GozAround connects people wishing to volunteer with their neighbours in need and local organisations. Users gets points and badges for time spent helping others, and these points can be exchanged for a favour or turned into donations to a charity.
It seems like the gamification of our daily lives is not just a fad. Developers around the world are using game-like interfaces to motivate good behaviour. By now, most of us are probably familiar with Duolingo, the website/app that turns language learning into an interactive game with points and levels that need to be unlocked. Similarly, Ciclogreen encourages sustainable mobility by awarding points for every kilometre biked or walked. Ciclogreen even goes a step further because the points can be redeemed for real life gifts and discounts in local shops.
Now comes the app that encourages users to help their neighbours and volunteer: GozAround.
The website was founded in Edmonton in 2014 based on the well-known principle of karma: what goes around, comes around.
Individuals and volunteering/charity organisations who need a hand can register on the website and post requests for help. The request description includes details such as the type of task, the estimated time required, the location and the number of people required. The number of points awarded for the task is also included.
On the other hand, people wishing to get involved in their community can browse through the requests in the area (as a list or on a map) until they’ve found a task that suits them. They can refine their search with several criteria, such as the category of request (Home and Garden, Seniors, Fundraising, etc.) and the date and time when help is needed. Clicking on “Offer to help” is the final step to get in touch with the individual or organisation, who will then need to approve the volunteer. Users receive points for each completed task, which they can then accumulate to increase their ranking, donate to organisations or use to request help for a task.
The website contains plenty of useful features, such as a “Your impact” page which tracks volunteered hours and completed requests. The user can also see their points and their ranking in comparison to users in their city, in their country, and in the world. Furthermore, GozAround allows users to create groups, which is useful for organisation members or schools/companies wishing to take part in a volunteering challenge.

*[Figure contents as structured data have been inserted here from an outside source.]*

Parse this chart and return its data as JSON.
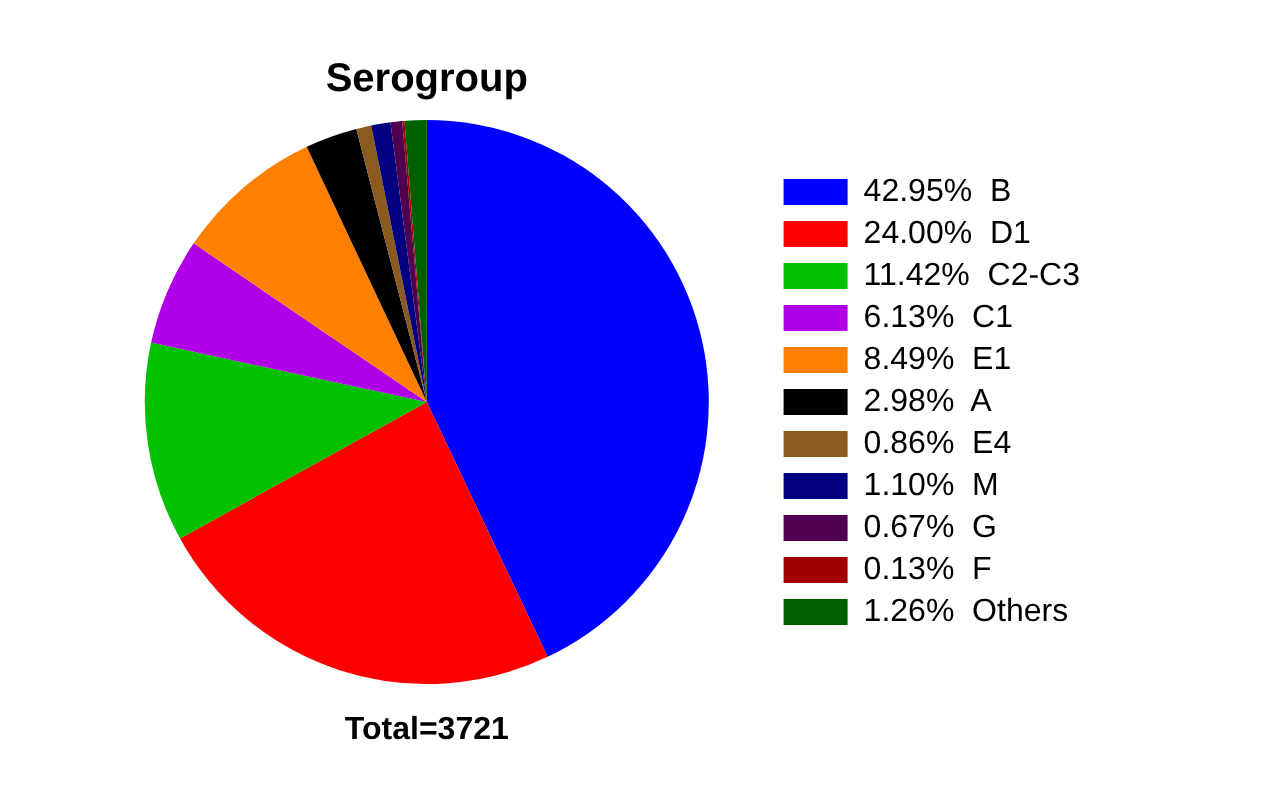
{
  "chart_data": {
    "type": "pie",
    "title": "Serogroup",
    "categories": [
      "B",
      "D1",
      "C2-C3",
      "C1",
      "E1",
      "A",
      "E4",
      "M",
      "G",
      "F",
      "Others"
    ],
    "values": [
      42.95,
      24.0,
      11.42,
      6.13,
      8.49,
      2.98,
      0.86,
      1.1,
      0.67,
      0.13,
      1.26
    ],
    "value_labels": [
      "42.95%",
      "24.00%",
      "11.42%",
      "6.13%",
      "8.49%",
      "2.98%",
      "0.86%",
      "1.10%",
      "0.67%",
      "0.13%",
      "1.26%"
    ],
    "colors": [
      "#0000ff",
      "#ff0000",
      "#00c000",
      "#b000e8",
      "#ff8000",
      "#000000",
      "#8b5a1e",
      "#000080",
      "#500050",
      "#a00000",
      "#006000"
    ],
    "legend": "right",
    "annotations": [
      "Total=3721"
    ]
  }
}
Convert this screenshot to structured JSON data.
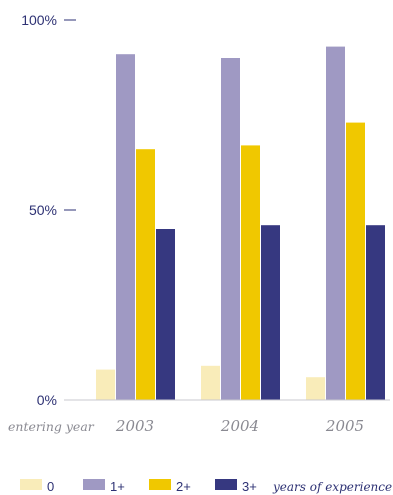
{
  "chart_data": {
    "type": "bar",
    "title": "",
    "xlabel": "entering year",
    "ylabel": "",
    "ylim": [
      0,
      100
    ],
    "yticks": [
      {
        "value": 0,
        "label": "0%"
      },
      {
        "value": 50,
        "label": "50%"
      },
      {
        "value": 100,
        "label": "100%"
      }
    ],
    "categories": [
      "2003",
      "2004",
      "2005"
    ],
    "series": [
      {
        "name": "0",
        "color": "#f9ecb9",
        "values": [
          8,
          9,
          6
        ]
      },
      {
        "name": "1+",
        "color": "#9f99c3",
        "values": [
          91,
          90,
          93
        ]
      },
      {
        "name": "2+",
        "color": "#f0c800",
        "values": [
          66,
          67,
          73
        ]
      },
      {
        "name": "3+",
        "color": "#363880",
        "values": [
          45,
          46,
          46
        ]
      }
    ],
    "legend_note": "years of experience",
    "legend_position": "bottom",
    "grid": false
  }
}
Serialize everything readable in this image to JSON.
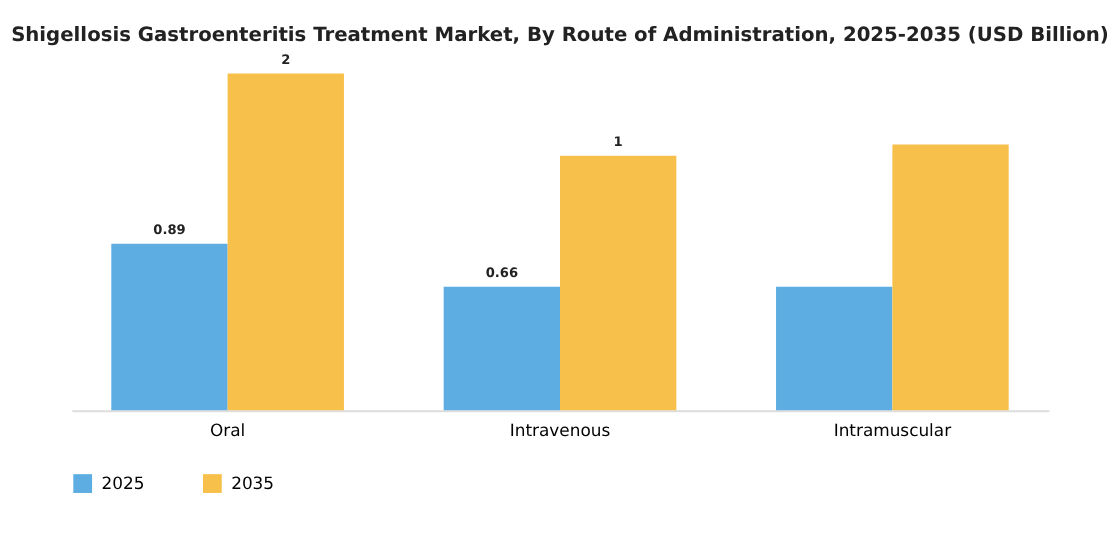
{
  "chart_data": {
    "type": "bar",
    "title": "Shigellosis Gastroenteritis Treatment Market, By Route of Administration, 2025-2035 (USD Billion)",
    "categories": [
      "Oral",
      "Intravenous",
      "Intramuscular"
    ],
    "series": [
      {
        "name": "2025",
        "color": "#5dade2",
        "values": [
          0.89,
          0.66,
          0.66
        ],
        "value_labels": [
          "0.89",
          "0.66",
          null
        ]
      },
      {
        "name": "2035",
        "color": "#f7c04a",
        "values": [
          1.8,
          1.36,
          1.42
        ],
        "value_labels": [
          "2",
          "1",
          null
        ]
      }
    ],
    "grid": false,
    "legend": "bottom"
  }
}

At the end of every quarter, GozAround donates part of their revenue to the organisations registered on the website. The amount they receive varies in function of the number of hours worked by their helpers. In other words, GozAround not only puts these organisations in touch with volunteers, but they generate donations for every hour of help received via the website. Considering that registering to the website is free of charge, this is a pretty good deal.
As with any networking site, GozAround’s appeal and usefulness is highly dependent on the breadth of its membership. At the moment, all help requests are located in North America (mainly in Alberta, where the website was created). After watching the introductory video, I eagerly created an account and checked for postings around me, in vain. My test account is currently ranked #1 in Germany — for lack of competition, unfortunately. I later noticed that the homepage stated “Find ways to volunteer in the US and Canada”, so it seems that other continents are not part of the target audience at the moment.
GozAround is a fun and positive concept that could benefit communities all around the world by connecting people who need help and people who want to help. Perhaps the user-friendliness of the platform and the promise of virtual points will help GozAround reach critical mass on a global scale in the future.